I am generally as far from “cycle chic” as it gets. My typical commute is 10 miles and I sweat like a pig – even in cold weather. So biking in work clothes…I don’t think so. Besides, comfort is more my style, and I’m usually clad in lycra or fleece – depending on the season. However, if I’m just riding my bike to the metro, I try to wear my “normal” clothes (which aren’t very chic, but a cut above sweat pants).
But this morning, I was taking the Arlington wiggle to the Ballston metro – about a 3-mile ride and it was brisk, but not too cold. On a whim, I put on black tights, short little boots and a claret-colored Betsey Johnson dress with a swingy skirt that I nabbed for a couple dollars in an Olympia, WA thrift store. Topped off with a tight black jacket and a scarf wound round my neck, I took off about 8:20 a.m. feeling, well, chic.
The “wiggle” takes me through my Arlington, VA neighborhood, and I was just in time for the elementary school bus pick-ups. The streets were swarmed with the big yellow monsters, and there were loads of kids with their parents clustered at the bus stops. I secretly hoped that I was inspiring the bus stop kids to beg their parents to let them bike to school, feeling like a good role model for the joys of bike riding.
Maybe it was my imagination, or perhaps it was my good mood – feeling so light and free on my bike, and having my current favorite song-to-bike-to come on Pandora (J Band, Take Our Turn – I don’t care if it is about Jesus) but I definitely think I got a lot more smiles from people while I was wearing my “chic” outfit.

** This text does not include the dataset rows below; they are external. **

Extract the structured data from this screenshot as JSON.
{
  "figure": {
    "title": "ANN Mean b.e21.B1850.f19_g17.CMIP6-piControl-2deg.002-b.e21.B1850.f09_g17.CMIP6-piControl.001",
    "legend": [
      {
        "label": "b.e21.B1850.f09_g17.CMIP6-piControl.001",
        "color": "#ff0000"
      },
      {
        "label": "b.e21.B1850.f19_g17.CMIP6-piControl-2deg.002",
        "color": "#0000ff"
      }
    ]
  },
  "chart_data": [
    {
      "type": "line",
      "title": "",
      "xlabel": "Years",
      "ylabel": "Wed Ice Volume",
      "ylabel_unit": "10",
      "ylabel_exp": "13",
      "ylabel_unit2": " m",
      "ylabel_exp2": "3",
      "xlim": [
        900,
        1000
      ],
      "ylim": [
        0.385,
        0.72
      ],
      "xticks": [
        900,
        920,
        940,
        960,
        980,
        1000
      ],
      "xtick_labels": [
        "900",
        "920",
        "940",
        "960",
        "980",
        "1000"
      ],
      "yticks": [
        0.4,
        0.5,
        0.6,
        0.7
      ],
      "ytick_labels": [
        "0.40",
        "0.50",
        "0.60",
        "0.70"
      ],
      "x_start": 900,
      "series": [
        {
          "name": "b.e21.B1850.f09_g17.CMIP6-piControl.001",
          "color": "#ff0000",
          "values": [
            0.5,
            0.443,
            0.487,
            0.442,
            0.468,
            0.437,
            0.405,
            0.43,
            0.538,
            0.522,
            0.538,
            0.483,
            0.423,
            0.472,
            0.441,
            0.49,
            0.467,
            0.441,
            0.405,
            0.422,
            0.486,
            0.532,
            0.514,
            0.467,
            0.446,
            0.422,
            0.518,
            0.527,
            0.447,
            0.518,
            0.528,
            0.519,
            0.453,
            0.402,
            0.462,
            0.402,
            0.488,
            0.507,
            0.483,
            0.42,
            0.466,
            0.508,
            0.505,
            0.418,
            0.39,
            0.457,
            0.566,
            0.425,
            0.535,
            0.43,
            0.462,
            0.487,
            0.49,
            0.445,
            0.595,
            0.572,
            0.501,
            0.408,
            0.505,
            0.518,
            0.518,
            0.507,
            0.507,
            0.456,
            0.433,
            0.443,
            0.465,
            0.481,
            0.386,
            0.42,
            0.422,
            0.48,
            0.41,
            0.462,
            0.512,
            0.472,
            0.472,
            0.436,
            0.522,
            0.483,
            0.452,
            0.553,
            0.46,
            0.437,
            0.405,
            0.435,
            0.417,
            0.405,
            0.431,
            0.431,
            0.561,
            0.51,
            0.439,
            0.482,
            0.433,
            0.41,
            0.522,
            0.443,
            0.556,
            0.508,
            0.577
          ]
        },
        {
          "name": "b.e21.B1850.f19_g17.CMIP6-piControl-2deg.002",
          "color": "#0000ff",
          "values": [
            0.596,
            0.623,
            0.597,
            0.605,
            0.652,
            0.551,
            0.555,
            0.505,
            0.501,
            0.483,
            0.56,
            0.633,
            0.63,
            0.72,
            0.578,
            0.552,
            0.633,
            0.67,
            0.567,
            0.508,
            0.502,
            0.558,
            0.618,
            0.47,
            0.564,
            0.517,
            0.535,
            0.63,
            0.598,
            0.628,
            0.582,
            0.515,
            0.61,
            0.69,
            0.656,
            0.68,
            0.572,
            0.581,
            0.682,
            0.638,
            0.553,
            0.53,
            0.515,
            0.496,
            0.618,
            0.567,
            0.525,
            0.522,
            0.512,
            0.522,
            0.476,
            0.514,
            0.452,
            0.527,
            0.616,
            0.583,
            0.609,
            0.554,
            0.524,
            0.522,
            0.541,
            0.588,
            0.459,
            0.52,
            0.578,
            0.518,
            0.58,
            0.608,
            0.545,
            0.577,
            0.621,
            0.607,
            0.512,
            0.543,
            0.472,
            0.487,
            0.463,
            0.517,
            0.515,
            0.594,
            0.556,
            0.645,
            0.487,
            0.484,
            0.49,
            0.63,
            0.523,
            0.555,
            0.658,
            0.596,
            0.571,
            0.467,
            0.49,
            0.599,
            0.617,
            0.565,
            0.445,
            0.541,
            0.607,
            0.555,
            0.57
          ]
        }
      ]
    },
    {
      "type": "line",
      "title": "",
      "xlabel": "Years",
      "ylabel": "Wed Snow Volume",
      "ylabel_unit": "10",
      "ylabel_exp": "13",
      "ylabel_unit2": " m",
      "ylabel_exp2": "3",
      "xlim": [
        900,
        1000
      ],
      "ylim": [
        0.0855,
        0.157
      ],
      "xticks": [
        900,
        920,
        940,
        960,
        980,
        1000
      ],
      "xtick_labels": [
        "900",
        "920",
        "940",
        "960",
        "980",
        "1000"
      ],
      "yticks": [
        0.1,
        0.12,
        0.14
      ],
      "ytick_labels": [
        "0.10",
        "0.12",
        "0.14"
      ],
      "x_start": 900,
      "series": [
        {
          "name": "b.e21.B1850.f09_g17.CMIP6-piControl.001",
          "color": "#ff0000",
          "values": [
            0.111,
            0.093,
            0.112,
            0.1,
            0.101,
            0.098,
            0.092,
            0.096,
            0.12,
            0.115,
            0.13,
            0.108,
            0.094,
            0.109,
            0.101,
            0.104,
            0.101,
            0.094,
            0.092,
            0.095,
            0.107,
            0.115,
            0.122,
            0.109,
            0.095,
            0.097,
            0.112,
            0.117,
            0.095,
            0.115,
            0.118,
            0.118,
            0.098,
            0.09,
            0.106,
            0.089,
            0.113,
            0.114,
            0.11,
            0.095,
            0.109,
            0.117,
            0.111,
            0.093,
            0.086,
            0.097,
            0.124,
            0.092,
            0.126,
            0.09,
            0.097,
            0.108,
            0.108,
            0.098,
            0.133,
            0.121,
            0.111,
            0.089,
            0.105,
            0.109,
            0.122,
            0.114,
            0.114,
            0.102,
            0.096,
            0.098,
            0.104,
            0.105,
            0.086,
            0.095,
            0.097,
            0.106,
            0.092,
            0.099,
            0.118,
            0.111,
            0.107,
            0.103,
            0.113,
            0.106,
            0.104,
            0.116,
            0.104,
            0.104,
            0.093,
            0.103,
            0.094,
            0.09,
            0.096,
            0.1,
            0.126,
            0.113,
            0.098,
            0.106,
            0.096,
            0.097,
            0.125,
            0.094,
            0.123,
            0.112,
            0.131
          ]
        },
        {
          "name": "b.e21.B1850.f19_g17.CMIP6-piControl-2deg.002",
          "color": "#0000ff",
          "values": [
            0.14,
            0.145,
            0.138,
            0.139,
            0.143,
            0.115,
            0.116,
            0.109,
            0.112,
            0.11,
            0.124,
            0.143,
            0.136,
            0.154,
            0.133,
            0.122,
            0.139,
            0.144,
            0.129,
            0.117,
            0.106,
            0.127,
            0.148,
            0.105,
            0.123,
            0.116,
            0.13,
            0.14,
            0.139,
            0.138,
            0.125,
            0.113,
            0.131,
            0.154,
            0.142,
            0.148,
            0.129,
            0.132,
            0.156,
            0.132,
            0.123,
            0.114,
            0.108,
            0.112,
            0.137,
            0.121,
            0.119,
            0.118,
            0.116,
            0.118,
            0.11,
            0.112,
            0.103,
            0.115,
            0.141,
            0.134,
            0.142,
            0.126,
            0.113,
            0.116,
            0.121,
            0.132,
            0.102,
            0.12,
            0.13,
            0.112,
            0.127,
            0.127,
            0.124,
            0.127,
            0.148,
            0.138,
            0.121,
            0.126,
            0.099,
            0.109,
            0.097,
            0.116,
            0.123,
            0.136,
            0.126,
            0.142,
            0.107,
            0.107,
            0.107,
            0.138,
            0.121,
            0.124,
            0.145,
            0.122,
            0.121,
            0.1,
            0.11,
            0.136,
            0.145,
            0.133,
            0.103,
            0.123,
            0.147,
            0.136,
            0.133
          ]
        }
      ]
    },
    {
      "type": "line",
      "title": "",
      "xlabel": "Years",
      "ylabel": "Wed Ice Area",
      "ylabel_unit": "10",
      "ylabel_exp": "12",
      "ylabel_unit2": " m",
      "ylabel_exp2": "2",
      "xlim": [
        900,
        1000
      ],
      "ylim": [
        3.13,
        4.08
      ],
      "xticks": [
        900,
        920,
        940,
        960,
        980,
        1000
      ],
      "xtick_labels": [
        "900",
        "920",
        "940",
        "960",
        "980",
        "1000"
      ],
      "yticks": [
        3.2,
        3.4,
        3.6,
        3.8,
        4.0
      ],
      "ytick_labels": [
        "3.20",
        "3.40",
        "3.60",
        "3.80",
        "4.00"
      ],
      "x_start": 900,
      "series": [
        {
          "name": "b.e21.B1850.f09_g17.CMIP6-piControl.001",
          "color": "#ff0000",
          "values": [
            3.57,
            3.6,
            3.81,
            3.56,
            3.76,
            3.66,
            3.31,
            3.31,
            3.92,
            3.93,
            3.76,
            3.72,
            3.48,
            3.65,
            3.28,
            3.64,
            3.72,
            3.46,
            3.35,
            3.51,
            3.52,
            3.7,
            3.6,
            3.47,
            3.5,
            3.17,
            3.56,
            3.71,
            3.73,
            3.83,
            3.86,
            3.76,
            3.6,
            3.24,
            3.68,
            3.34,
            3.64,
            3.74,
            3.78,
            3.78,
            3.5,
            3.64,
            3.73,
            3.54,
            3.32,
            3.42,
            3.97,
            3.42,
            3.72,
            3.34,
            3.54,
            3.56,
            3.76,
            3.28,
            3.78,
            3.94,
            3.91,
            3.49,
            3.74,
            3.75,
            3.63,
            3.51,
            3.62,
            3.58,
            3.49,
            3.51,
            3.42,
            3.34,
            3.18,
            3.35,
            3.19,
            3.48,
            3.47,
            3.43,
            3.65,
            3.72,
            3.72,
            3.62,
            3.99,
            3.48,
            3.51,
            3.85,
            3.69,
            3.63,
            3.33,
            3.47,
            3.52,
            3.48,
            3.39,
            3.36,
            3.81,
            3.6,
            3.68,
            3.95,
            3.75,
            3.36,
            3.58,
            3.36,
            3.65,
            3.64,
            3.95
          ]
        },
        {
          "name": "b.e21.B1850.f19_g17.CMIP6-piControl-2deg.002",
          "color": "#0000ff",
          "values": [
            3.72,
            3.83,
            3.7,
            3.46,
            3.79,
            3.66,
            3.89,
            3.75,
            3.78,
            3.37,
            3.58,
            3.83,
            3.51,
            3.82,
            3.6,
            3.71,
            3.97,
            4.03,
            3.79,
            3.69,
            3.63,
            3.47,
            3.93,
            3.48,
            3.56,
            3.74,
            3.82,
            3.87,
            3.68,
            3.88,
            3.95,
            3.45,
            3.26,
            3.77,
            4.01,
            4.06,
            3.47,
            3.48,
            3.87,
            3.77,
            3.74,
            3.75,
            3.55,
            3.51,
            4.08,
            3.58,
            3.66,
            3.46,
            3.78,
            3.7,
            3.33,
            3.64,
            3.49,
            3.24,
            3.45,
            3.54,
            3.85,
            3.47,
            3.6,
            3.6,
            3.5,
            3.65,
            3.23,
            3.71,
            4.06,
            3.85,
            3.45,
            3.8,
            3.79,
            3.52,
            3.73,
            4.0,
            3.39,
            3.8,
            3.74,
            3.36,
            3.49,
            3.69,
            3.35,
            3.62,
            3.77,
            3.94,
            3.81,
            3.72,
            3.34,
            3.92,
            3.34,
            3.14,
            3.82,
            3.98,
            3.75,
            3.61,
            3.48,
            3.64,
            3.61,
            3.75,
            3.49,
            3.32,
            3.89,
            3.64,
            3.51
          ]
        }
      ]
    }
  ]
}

Is there something about wearing lycra that creates a subliminal (if not totally conscious) antipathy in non-bikers? Are all people in lycra associated with the obnoxious and impatient racer-types who cut in and out of traffic and seem grimly intense in their pursuit of speed? Or is it just that people still prefer to see a woman in a dress than in sports gear?
In any case, it made me re-think this whole “cycle chic” debate. I have to say, riding in tights and a loose, swingy, stretchy skirt was as comfortable as could be. Sadly, it was really, truly my last ride before shoulder surgery, but once I’m out of the sling, I may rethink my bike attire, trying to add some more “normal” clothes for short trips and see if the smiles are sustained.